For Peter, who is now 14, it was about manga, graphic novels that originate from Japan. Emma told me how he came back to reading after years of refusing to go near a book because of his passion for manga.
‘He’s read manga about basketball. He’s read manga that has explored lots of social themes. He’s read manga about man-eating giants. He’s read one manga about ancient military Chinese warfare. He’s read a manga about Vikings. He can tell me all about these Chinese warriors,’ Emma said. She reflected on where they were now, and how much better Peter was doing than she thought he might in those dark days when she was being called into school every day.
Being self-directed, we can insulate against pressure and age-related expectations, allowing for natural progression
‘I can’t believe I’m in this position. Peter is now doing a karate club. He’s doing a fitness session. And he’s doing online D&D sessions every week. He wants to go to Japan. When he has decided something is going to happen, there’s no stopping it.’

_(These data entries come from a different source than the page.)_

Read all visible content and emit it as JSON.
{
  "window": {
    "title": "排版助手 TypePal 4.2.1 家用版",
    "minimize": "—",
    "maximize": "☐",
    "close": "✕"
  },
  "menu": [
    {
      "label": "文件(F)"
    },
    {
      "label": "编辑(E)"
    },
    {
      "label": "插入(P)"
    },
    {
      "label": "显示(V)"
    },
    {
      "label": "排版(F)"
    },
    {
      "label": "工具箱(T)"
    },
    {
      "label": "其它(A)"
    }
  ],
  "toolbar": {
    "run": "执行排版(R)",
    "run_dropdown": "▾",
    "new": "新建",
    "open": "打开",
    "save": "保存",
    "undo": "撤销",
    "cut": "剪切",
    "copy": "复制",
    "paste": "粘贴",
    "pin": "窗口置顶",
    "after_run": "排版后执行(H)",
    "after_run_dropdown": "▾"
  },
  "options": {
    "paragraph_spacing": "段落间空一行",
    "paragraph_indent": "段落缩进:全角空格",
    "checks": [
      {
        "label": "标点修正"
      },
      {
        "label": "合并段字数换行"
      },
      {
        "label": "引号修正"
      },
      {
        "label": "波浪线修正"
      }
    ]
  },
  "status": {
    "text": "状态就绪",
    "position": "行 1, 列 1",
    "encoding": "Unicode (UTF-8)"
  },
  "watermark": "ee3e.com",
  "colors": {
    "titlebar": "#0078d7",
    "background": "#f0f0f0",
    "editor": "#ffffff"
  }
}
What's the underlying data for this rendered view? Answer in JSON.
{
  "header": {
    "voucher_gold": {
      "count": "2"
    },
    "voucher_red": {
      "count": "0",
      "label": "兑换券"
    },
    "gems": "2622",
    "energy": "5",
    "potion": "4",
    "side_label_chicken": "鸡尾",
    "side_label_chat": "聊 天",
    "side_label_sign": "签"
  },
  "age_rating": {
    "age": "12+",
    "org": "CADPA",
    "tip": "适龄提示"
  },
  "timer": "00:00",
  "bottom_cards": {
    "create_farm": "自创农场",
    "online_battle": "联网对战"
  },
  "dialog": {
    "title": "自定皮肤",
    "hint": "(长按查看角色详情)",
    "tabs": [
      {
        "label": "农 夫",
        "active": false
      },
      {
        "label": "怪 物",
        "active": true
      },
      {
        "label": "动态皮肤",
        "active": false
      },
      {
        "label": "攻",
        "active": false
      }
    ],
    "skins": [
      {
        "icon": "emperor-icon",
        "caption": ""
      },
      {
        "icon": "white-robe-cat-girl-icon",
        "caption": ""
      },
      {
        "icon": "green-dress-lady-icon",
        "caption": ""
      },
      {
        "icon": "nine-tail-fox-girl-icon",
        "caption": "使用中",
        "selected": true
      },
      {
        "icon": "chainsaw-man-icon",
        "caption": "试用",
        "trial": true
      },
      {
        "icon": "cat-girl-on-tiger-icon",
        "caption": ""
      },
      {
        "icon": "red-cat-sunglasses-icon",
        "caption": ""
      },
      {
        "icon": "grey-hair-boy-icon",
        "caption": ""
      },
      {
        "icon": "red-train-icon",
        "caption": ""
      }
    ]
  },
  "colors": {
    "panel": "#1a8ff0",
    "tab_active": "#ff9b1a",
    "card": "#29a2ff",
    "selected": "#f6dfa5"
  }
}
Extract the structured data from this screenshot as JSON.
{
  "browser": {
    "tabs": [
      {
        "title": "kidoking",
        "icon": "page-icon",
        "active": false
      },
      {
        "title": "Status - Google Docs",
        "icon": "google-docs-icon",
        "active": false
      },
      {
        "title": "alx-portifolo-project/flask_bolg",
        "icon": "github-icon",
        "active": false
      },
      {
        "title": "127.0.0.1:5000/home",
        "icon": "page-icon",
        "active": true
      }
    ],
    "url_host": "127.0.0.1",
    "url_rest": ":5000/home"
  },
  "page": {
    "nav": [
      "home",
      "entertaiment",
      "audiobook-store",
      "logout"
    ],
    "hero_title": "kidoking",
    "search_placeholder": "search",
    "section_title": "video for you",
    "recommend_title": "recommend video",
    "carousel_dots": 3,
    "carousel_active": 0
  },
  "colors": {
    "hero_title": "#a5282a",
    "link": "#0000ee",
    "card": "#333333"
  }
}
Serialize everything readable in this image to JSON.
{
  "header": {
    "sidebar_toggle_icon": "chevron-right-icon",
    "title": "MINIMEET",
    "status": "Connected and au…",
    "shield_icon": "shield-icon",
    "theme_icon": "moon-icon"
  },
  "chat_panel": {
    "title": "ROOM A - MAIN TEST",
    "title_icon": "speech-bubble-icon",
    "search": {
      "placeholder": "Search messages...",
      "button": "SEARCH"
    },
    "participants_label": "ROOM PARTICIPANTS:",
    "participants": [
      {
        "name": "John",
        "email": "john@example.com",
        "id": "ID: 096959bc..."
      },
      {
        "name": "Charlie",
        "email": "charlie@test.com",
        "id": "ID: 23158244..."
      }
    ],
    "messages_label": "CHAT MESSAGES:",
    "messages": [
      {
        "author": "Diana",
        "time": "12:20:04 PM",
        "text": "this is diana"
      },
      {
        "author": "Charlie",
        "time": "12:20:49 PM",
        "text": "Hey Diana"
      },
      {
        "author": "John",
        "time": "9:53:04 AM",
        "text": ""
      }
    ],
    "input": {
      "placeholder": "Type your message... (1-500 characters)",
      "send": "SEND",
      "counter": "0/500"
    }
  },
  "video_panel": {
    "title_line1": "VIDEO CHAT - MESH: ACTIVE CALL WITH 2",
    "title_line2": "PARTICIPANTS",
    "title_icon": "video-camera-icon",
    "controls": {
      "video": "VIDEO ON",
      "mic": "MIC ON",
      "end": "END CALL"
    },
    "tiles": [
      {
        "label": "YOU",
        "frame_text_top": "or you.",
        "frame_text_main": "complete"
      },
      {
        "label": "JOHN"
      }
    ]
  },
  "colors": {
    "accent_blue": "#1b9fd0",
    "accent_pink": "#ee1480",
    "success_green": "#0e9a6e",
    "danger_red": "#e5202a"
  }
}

Emma explained how much it meant that she was no longer having to follow a school schedule for Peter’s development, which she felt had always pushed him into doing things before he was ready: ‘Over the last 18 months, Peter has naturally been asking for more independence – for example walking into town, purchasing his own books, making his own bed, but also increasingly organising his day. Being self-directed, we can insulate against the pressure and age-related expectations, allowing for natural progression that is appropriate for them.’
Emma’s story is striking, but not unusual. We hear variations on it often. We hear of many children for whom quitting school has been the start of their education. It takes a strong nerve to go against the grain and take your child out of school but, for some children, that’s when they start to really take off.